Wearing the same unique manaia around his neck as when his bronze statue was created in 2009, Tā Tipene O’Regan attended the official opening of the new Twelve Local Heroes Trail at the University of Canterbury (UC) today with his wife, Lady Sandra, and two of their mokopuna, Manuhaea Mamaru-O’Regan and Hemi Johnson who are both current UC students.

  • Tā Tipene O’Regan

    Tā Tipene O’Regan joined by Lady Sandra and their grandchildren and UC students Manuhaea Mamaru-O'Regan and Hemi Johnson.

Canterbury Museum has loaned the 12 statues to the university for two years, to celebrate UC’s 150th anniversary. Each bronze bust was placed at a site on campus that aligns to their contributions to Ōtautahi Christchurch.

Historian and Ngāi Tahu kaumatua Tā Tipene was the first Assistant Vice-Chancellor Māori at UC. His statue overlooks Te Ao Mārama, the building that houses Aotahi – School of Māori and Indigenous Studies, Kā Waimaero | Ngāi Tahu Centre and Te Waka Pākākano | Office of Māori, Pacific, and Equity.
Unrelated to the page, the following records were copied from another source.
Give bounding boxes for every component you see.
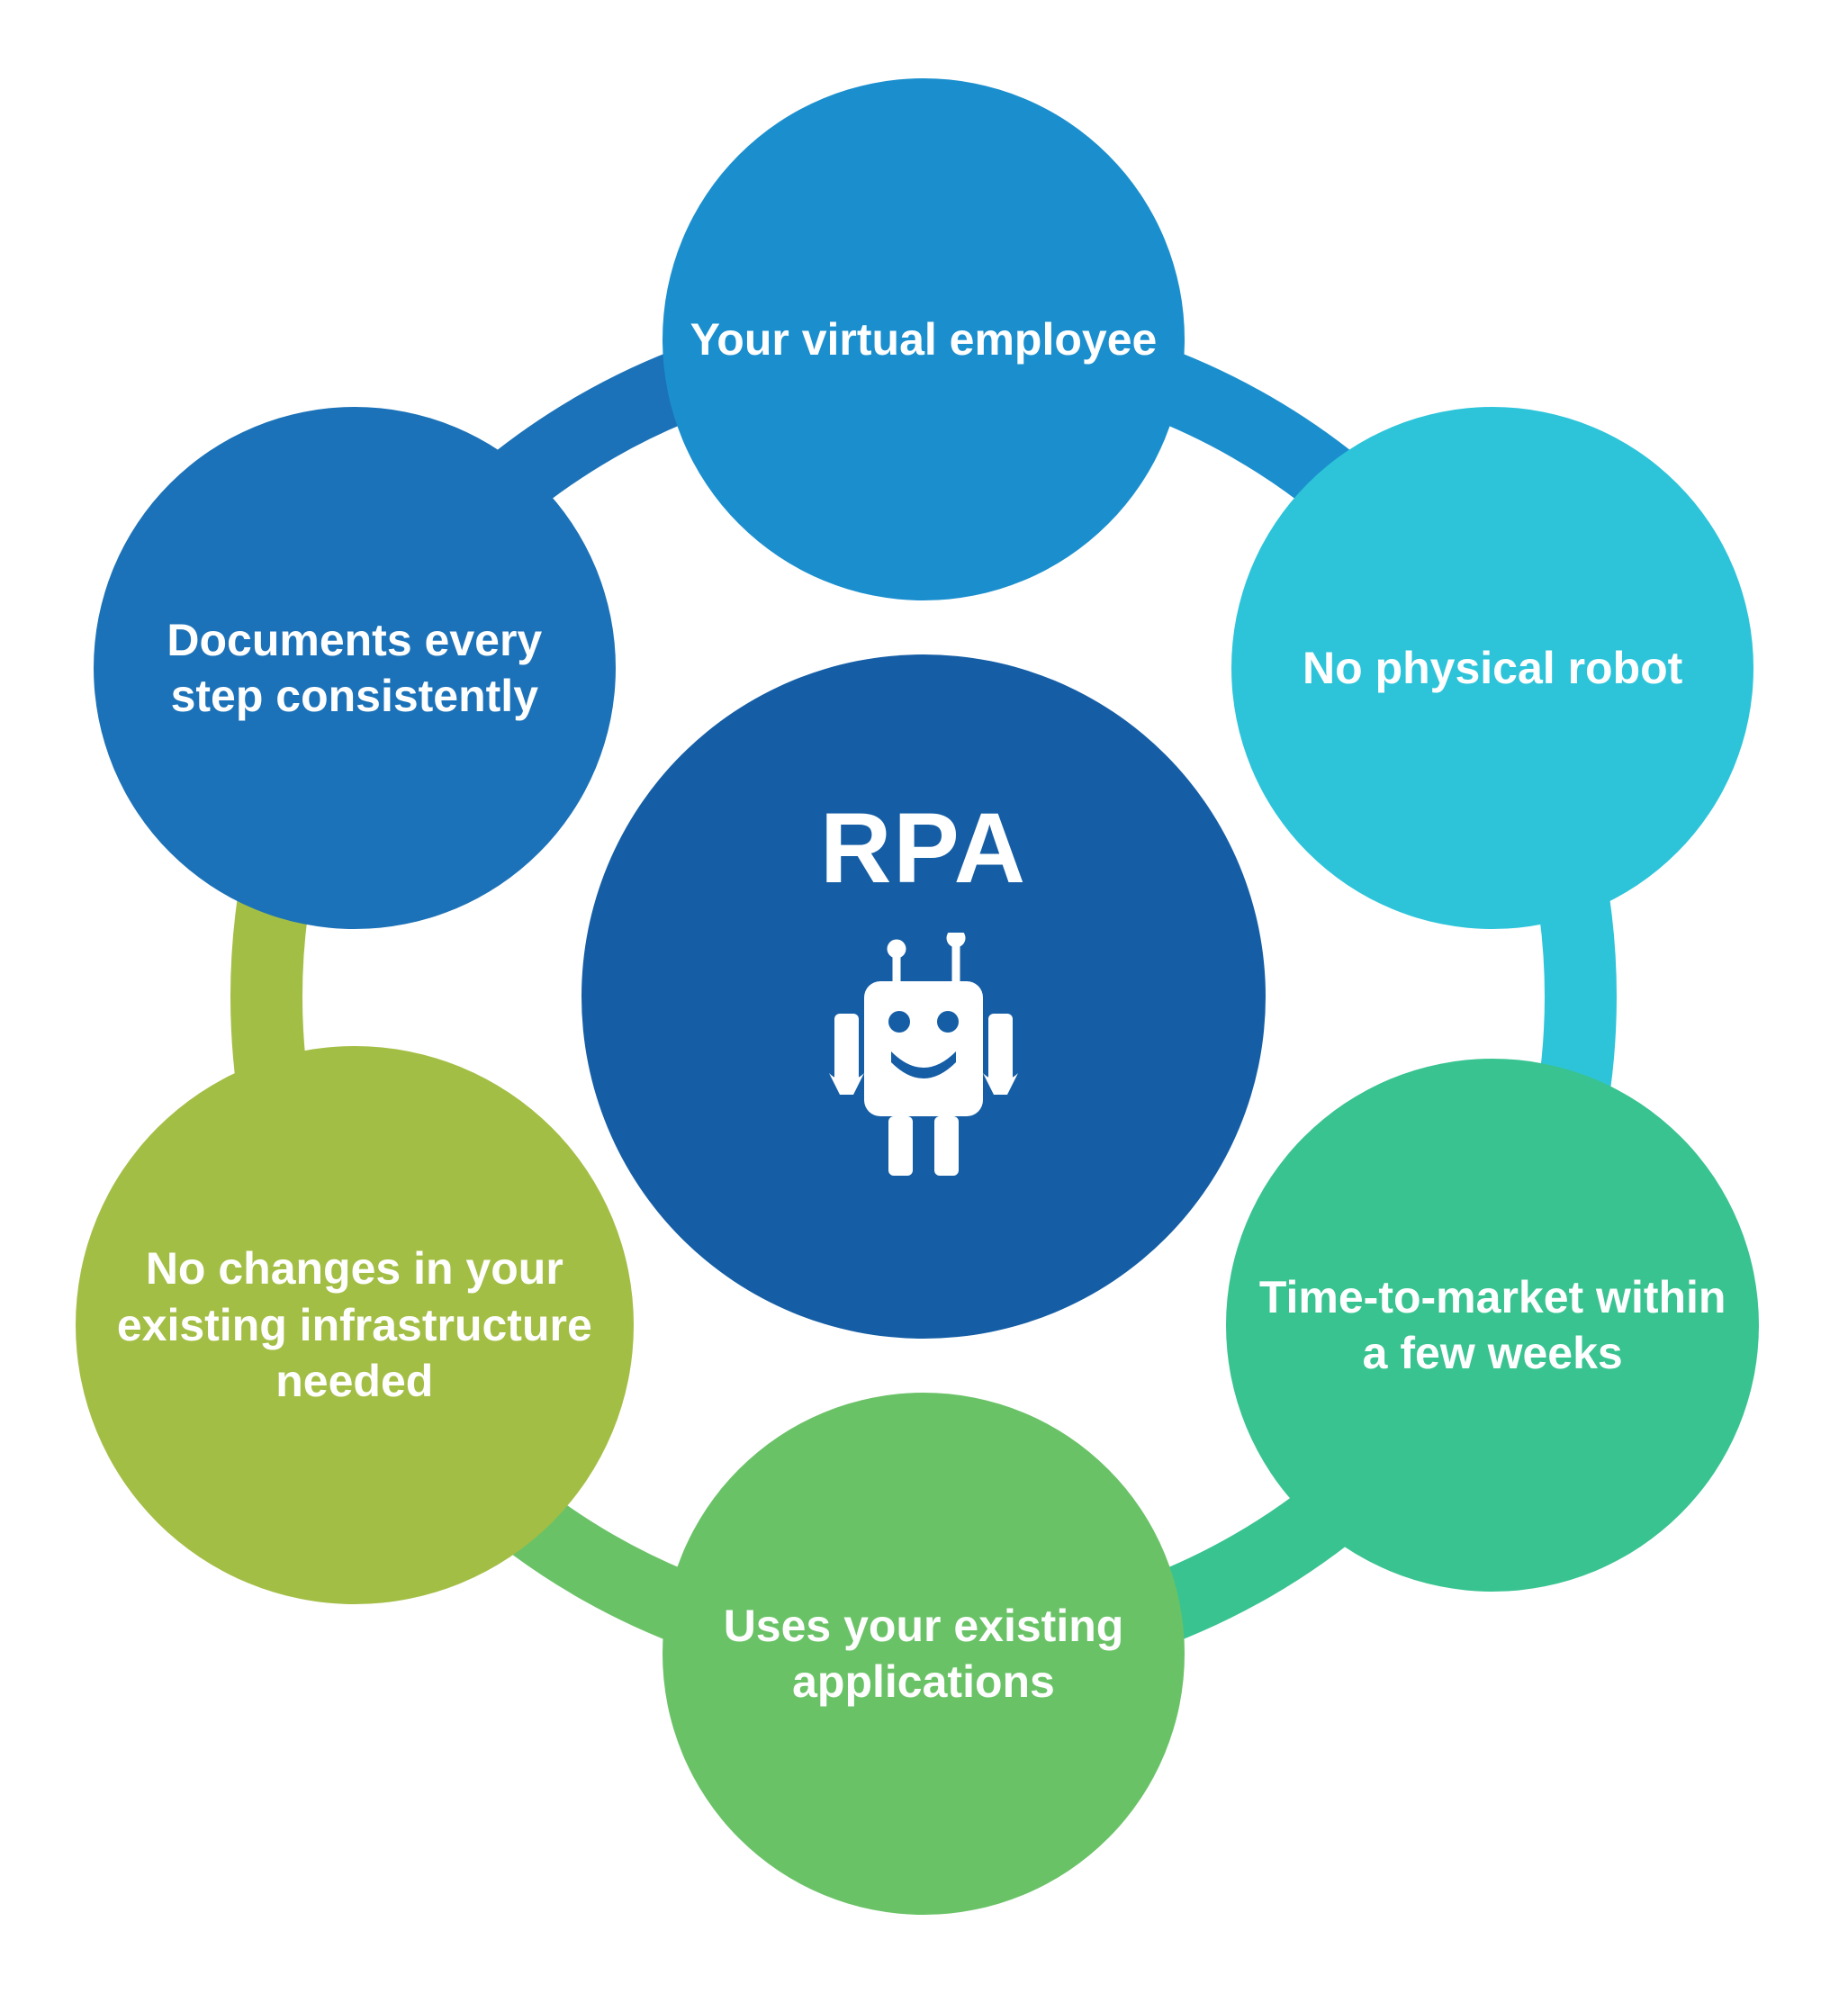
outer-node-label: Uses your existing applications <box>663 1598 1185 1710</box>
outer-node-label: Time-to-market within a few weeks <box>1226 1269 1759 1382</box>
rpa-circular-diagram: RPA <box>0 0 1848 1994</box>
outer-node: Documents every step consistently <box>94 407 616 929</box>
outer-node-label: No physical robot <box>1276 640 1709 697</box>
robot-icon <box>789 933 1059 1203</box>
outer-node-label: Your virtual employee <box>663 311 1185 368</box>
outer-node: No physical robot <box>1231 407 1753 929</box>
outer-node-label: No changes in your existing infrastructu… <box>76 1241 634 1410</box>
outer-node-label: Documents every step consistently <box>94 612 616 725</box>
outer-node: Time-to-market within a few weeks <box>1226 1059 1759 1592</box>
center-title: RPA <box>820 791 1027 906</box>
outer-node: Your virtual employee <box>663 78 1185 600</box>
outer-node: No changes in your existing infrastructu… <box>76 1046 634 1604</box>
center-node: RPA <box>581 654 1266 1339</box>
outer-node: Uses your existing applications <box>663 1393 1185 1915</box>
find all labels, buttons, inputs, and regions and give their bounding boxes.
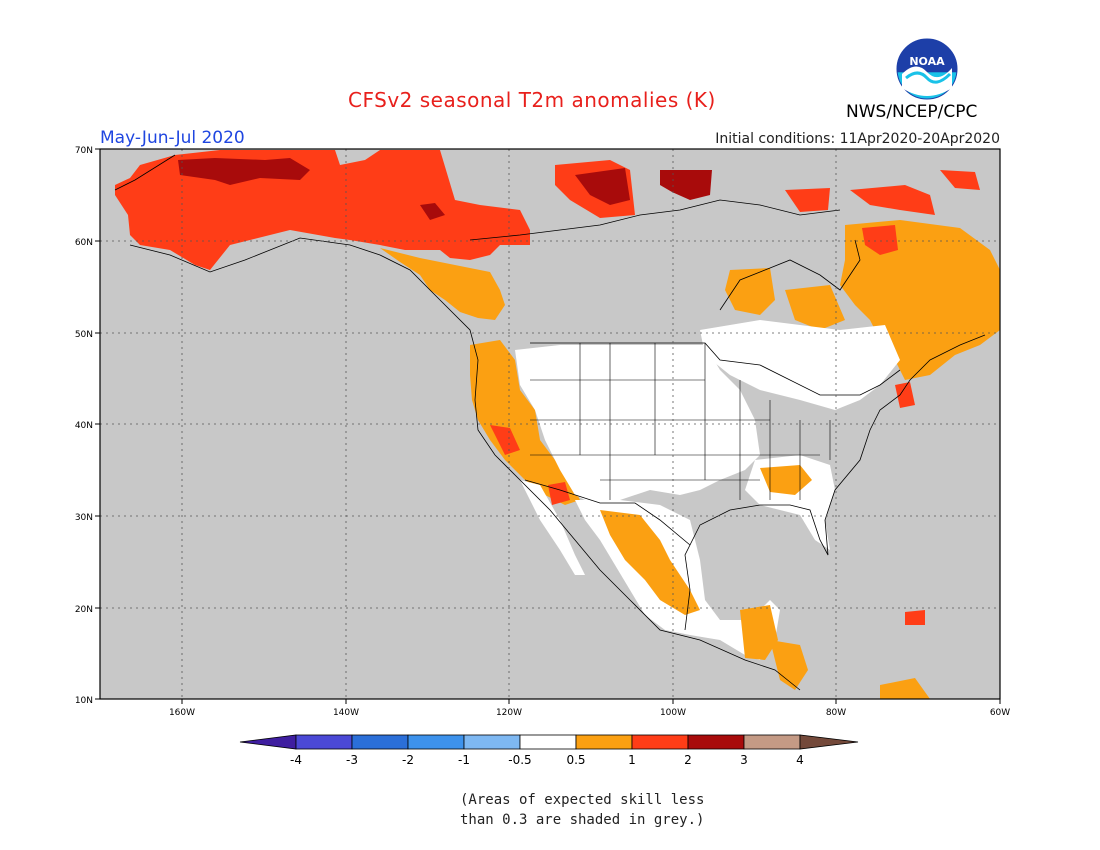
gulf-coastline [684,334,986,631]
caribbean-orange-region [880,678,930,699]
agency-label: NWS/NCEP/CPC [846,102,978,122]
alaska-darkred-region [178,158,310,185]
graticule [100,149,1000,699]
centralamerica-orange-region [770,640,808,690]
noaa-logo-icon: NOAA [896,38,958,100]
colorbar-label: 3 [740,753,748,767]
ticks [95,148,1001,704]
colorbar-swatch [463,734,521,750]
arctic-coast [469,199,841,241]
lat-label: 50N [75,330,93,340]
colorbar-swatch [519,734,577,750]
coastlines [114,154,986,691]
greenland-red-2 [940,170,980,190]
quebec-red-region [862,225,898,255]
colorbar-swatch [743,734,801,750]
colorbar-swatch [687,734,745,750]
lat-label: 20N [75,605,93,615]
colorbar-swatch [239,734,297,750]
colorbar-swatch [351,734,409,750]
uswest-orange-region [470,340,580,505]
lon-label: 60W [990,708,1010,718]
colorbar-label: -4 [290,753,302,767]
arctic-darkred-2 [660,170,712,200]
colorbar-label: 2 [684,753,692,767]
colorbar-label: -0.5 [508,753,531,767]
california-red-region [490,425,520,455]
mexico-orange-region [600,510,700,615]
colorbar-swatch [575,734,633,750]
colorbar-label: 4 [796,753,804,767]
season-label: May-Jun-Jul 2020 [100,128,245,148]
lat-label: 10N [75,696,93,706]
colorbar [239,734,859,750]
northeast-red-region [895,382,915,408]
chart-title: CFSv2 seasonal T2m anomalies (K) [348,88,716,112]
west-coastline [114,154,801,691]
eastcentral-white-region [700,320,900,410]
lon-labels: 160W 140W 120W 100W 80W 60W [169,708,1010,718]
skill-note-line: than 0.3 are shaded in grey.) [460,812,705,828]
colorbar-label: -3 [346,753,358,767]
colorbar-label: -2 [402,753,414,767]
lat-label: 60N [75,238,93,248]
lat-label: 70N [75,146,93,156]
puerto-rico-red [905,610,925,625]
arctic-red-2 [785,188,830,212]
interior-us-white-region [515,345,760,505]
southeast-orange-region [760,465,812,495]
lon-label: 80W [826,708,846,718]
baja-white-region [520,480,585,575]
lon-label: 160W [169,708,195,718]
lat-label: 30N [75,513,93,523]
skill-note-line: (Areas of expected skill less [460,792,705,808]
yukon-darkred-region [420,203,445,220]
lon-label: 120W [496,708,522,718]
lon-label: 140W [333,708,359,718]
colorbar-swatch [407,734,465,750]
hudson-bay-coast [719,239,861,311]
lat-label: 40N [75,421,93,431]
colorbar-label: -1 [458,753,470,767]
skill-note: (Areas of expected skill less than 0.3 a… [460,790,704,830]
colorbar-label: 1 [628,753,636,767]
lon-label: 100W [660,708,686,718]
anomaly-regions [115,150,1000,699]
lat-labels: 70N 60N 50N 40N 30N 20N 10N [75,146,93,706]
greenland-red [850,185,935,215]
yucatan-orange-region [740,605,778,660]
ontario-orange-region [785,285,845,330]
state-lines [530,343,831,500]
colorbar-swatch [631,734,689,750]
hudson-orange-region [725,268,775,315]
logo-text: NOAA [909,55,945,68]
us-canada-border [530,342,901,396]
colorbar-label: 0.5 [566,753,585,767]
arctic-darkred-1 [575,168,630,205]
colorbar-swatch [295,734,353,750]
initial-conditions-label: Initial conditions: 11Apr2020-20Apr2020 [715,131,1000,147]
colorbar-labels: -4 -3 -2 -1 -0.5 0.5 1 2 3 4 [290,753,804,767]
colorbar-swatch [799,734,859,750]
us-mexico-border [524,479,691,546]
bc-orange-region [380,248,505,320]
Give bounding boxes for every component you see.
The heroes were people from his generation, Tā Tipene said, and he remembered the moment he was invited to be one of the local heroes by Sir Miles Warren, Susan Wakefield and Ros Burdon, trustees of the Local Heroes Trust.

He was pleased to see the statues installed on UC’s Ilam campus.  “It is gratifying to see them out in the open in this setting rather than languishing in a storeroom.”

The collection was created in 2009 and displayed at the Arts Centre until the Christchurch earthquakes. This is the first time the 12 artworks have been displayed publicly in more than a decade.

Tumu Whakarae | Vice-Chancellor Professor Cheryl de la Rey and Amokapua | Assistant Vice-Chancellor Engagement Brett Berquist welcomed family members of the 12 local heroes, as well as the sculptor, UC Fine Arts alumni Mark Whyte, and Director of Canterbury Museum Anthony Wright at a reception on campus.

Professor De la Rey thanked Tā Tipene for his contribution to UC, as the former AVC Māori but also in “helping to shape the History department” as a lecturer.  Tā Tipene is currently an Ahorangi Tauhere | Adjunct Professor at the University of Canterbury’s Kā Waimaero | Ngāi Tahu Centre.

She paid tribute to the 12 local heroes as inspirational leaders whose focus on social purpose contributed to the economic, social, cultural and sporting life of the city.

The local heroes have strong connections to UC. Half of them received honorary doctorates from UC, including political, social and local community activist, well-loved historian and writer, Elsie Locke, and father of the electronics and radio-communications industry in Christchurch Angus Tait, who both have UC buildings named in their honour.

Four are UC alumni including world-famous writer of magical stories and verse for children and young adults Margaret Mahy, artist, painter and craftsman William Sutton (who also taught Fine Arts at UC), founder of diabetes research Sir Donald Beaven and, again, Elsie Locke.

Diana, Lady Isaac and Sir Robertson (Bob) Stewart were generous donors, while Sir Miles Warren designed UC buildings and Charles Luney’s company built some of them.  

UC’s Facilities Management and Art Collections teams helped to make the project a reality.